В.Ф.: Нет. Хотя ключ к переводу в русской литературе есть, с ними можно сопоставить Курочкина, Сашу Черного... В середине 1980-х эта книга могла стать щелкой в свободный мир, сейчас она уже не столь интересна, ведь все шлюзы открыты, стихотворных и нестихотворных хохмачей полным-полно.

РЖ: Что проще переводить - прозу или поэзию? Или это зависит от автора?

В.Ф.: Бывает, оригинал простой, а сделать из него достойный русский текст невероятно сложно.

РЖ: Что Вы вкладываете в понятие "достойный текст"? Где проходит грань между "вот оно!" и "нет, не то", как Вы ее чувствуете?

В.Ф.: На слух. Как происходит отбор в фольклоре? Допустим, кто-то сочинил анекдот, кто-то его "отредактировал", а тысячи людей - судьи, решающие, жить ему или не жить. Главное - ощущаешь ли ты жизнеспособность данного текста. Бывает, это чувствует редактор. Иной раз он читает стихотворение знаменитого N: "Что за чушь!" "Да это же сам N!.." "Плевать мне на твоего N. Ты дай мне, чтобы по-русски звучало". С одной стороны, это неправильно, мы ведь не свободные творцы и обязаны придерживаться авторского текста. Но в то же время мы чувствуем, приживется ли текст в стихии русского языка. Так что подобная точка зрения не всегда ошибочна.

РЖ: Ну, это, наверное, зависит от того, насколько "по-немецки" звучит переводимый автор. Если же нет, то и в переводе он не должен звучать "по-русски". Об этом говорила О.А.Седакова в лекции "Искусство перевода. Несколько замечаний": ""Это звучит не по-русски! Так по-русски не говорят! Непонятно! Неправильно!" - я постоянно слышала рецензии такого рода по поводу моих переводов в советское время. Если я возражала, например, что и оригинал-то моего перевода не имел в виду ни "правильности", ни "понятности" (как, например, дело обстоит со стихами Эмили Дикинсон), это впечатления не производило".

В.Ф.: Маяковский звучал по-русски?! Он звучал вроде бы нетрадиционно, по-новому, но эта жизнеспособная поэзия моментально стала фактом русской литературы. То же самое касается Бурлюка или Хармса. Я имею в виду не традиционность, а новую органику.

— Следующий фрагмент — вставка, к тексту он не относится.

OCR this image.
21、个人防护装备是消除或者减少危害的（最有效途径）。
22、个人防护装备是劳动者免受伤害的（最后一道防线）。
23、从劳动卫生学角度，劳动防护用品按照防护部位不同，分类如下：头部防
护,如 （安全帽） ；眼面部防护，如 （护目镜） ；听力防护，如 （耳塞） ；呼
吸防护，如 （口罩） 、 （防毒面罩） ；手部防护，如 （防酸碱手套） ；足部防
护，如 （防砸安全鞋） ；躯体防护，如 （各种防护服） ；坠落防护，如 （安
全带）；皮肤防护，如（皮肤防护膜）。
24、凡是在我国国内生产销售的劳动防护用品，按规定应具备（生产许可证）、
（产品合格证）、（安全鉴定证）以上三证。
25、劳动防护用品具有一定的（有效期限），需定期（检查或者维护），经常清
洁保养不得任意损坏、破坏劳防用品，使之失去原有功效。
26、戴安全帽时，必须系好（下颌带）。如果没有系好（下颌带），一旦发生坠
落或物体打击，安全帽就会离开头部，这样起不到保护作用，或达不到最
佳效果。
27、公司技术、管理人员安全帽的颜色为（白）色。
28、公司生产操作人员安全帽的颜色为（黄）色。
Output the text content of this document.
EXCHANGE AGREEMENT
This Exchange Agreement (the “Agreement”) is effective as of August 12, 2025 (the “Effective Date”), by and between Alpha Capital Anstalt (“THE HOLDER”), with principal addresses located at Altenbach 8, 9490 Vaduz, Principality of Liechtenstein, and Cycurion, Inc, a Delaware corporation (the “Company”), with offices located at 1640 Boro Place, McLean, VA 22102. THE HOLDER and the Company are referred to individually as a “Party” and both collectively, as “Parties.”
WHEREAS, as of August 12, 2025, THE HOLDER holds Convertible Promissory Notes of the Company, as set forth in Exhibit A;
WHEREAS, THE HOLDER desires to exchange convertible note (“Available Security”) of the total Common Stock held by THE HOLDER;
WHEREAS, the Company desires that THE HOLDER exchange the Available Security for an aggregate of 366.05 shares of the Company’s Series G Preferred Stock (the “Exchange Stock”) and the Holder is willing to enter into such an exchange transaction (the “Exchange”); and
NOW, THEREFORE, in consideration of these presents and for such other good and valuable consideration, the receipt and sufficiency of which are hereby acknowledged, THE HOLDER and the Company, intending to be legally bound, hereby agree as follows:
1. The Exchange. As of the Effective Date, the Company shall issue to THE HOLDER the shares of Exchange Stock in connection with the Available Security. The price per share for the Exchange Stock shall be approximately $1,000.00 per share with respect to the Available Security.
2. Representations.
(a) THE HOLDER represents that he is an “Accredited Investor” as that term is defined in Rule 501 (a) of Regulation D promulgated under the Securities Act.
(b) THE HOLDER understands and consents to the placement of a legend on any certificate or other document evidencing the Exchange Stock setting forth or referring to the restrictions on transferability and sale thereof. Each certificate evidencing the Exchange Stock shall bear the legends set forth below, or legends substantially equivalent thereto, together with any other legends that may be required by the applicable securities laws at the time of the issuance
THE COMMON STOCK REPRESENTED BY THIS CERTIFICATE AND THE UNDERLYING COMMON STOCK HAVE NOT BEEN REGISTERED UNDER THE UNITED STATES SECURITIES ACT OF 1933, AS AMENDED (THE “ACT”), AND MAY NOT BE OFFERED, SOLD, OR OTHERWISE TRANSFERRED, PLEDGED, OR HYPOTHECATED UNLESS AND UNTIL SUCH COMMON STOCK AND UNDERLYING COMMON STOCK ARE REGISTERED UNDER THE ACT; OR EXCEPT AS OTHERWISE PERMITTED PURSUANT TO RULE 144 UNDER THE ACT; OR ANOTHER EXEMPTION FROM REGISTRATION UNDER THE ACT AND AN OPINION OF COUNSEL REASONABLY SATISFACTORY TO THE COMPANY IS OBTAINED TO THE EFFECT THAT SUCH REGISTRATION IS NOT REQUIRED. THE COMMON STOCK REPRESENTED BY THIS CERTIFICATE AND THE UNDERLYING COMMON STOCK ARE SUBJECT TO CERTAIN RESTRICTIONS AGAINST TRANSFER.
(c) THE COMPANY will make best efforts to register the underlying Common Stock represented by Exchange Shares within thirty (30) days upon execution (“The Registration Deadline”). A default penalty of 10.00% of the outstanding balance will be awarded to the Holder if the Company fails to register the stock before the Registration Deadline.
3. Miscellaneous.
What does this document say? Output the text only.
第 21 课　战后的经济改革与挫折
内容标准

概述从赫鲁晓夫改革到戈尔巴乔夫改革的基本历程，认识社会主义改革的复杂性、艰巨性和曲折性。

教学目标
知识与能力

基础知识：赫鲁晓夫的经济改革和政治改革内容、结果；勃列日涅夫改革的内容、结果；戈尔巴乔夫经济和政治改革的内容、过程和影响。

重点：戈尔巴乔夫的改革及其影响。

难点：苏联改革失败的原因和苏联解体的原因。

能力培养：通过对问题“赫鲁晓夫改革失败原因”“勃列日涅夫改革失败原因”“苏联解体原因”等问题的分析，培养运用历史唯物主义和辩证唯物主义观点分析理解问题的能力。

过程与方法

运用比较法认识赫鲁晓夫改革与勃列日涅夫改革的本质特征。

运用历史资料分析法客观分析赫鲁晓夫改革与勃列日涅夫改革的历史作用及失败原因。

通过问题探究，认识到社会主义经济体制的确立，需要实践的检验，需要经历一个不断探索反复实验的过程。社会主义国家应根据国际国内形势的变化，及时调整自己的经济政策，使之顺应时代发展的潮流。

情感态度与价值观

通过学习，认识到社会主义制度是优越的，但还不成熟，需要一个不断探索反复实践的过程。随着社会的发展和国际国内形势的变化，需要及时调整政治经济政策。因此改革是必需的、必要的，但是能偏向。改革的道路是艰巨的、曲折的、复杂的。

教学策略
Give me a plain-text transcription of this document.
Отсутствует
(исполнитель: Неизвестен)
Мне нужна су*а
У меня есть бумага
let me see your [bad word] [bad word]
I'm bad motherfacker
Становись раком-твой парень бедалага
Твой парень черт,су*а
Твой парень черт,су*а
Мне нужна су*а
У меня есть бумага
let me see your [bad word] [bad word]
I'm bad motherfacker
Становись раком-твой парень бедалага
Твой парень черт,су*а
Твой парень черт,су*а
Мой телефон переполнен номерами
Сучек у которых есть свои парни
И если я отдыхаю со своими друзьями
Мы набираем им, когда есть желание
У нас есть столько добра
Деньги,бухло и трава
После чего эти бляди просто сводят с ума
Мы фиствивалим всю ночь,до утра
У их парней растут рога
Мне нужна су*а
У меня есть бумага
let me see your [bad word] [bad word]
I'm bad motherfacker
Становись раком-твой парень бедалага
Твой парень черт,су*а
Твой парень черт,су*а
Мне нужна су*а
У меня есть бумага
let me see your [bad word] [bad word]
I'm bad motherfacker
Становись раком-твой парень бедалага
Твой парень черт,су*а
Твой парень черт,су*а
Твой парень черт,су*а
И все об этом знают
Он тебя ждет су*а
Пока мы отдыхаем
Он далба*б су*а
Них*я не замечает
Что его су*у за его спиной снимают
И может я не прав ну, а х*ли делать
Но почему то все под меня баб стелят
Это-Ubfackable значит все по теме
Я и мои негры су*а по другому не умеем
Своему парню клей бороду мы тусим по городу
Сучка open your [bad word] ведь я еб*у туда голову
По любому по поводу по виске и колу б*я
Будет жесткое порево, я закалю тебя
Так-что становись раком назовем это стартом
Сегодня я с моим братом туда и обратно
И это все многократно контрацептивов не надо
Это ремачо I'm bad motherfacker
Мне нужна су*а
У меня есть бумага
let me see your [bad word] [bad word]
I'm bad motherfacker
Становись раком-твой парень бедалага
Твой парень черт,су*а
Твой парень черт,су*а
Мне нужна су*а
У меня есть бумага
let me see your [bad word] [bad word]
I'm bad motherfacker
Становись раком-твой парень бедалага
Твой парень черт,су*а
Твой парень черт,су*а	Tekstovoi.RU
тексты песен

РЖ: Что не передается в переводах с немецкого?

В.Ф.: Некоторые пьесы экспрессионистов. Их нужно заново перекодировать, отвлекаясь от смысла фразы, от набора слов. У Георга Кайзера неоднократно повторяется фраза "Hier losgerissen von Menschen" - "Здесь нет людей", "Здесь абсолютный отрыв от людей". По-русски это не звучит, значит, нужен иной лозунг примерно с тем же смыслом. Думаю, эта фраза получилась бы у Цветаевой, такой рубленый энергичный язык вполне в ее духе.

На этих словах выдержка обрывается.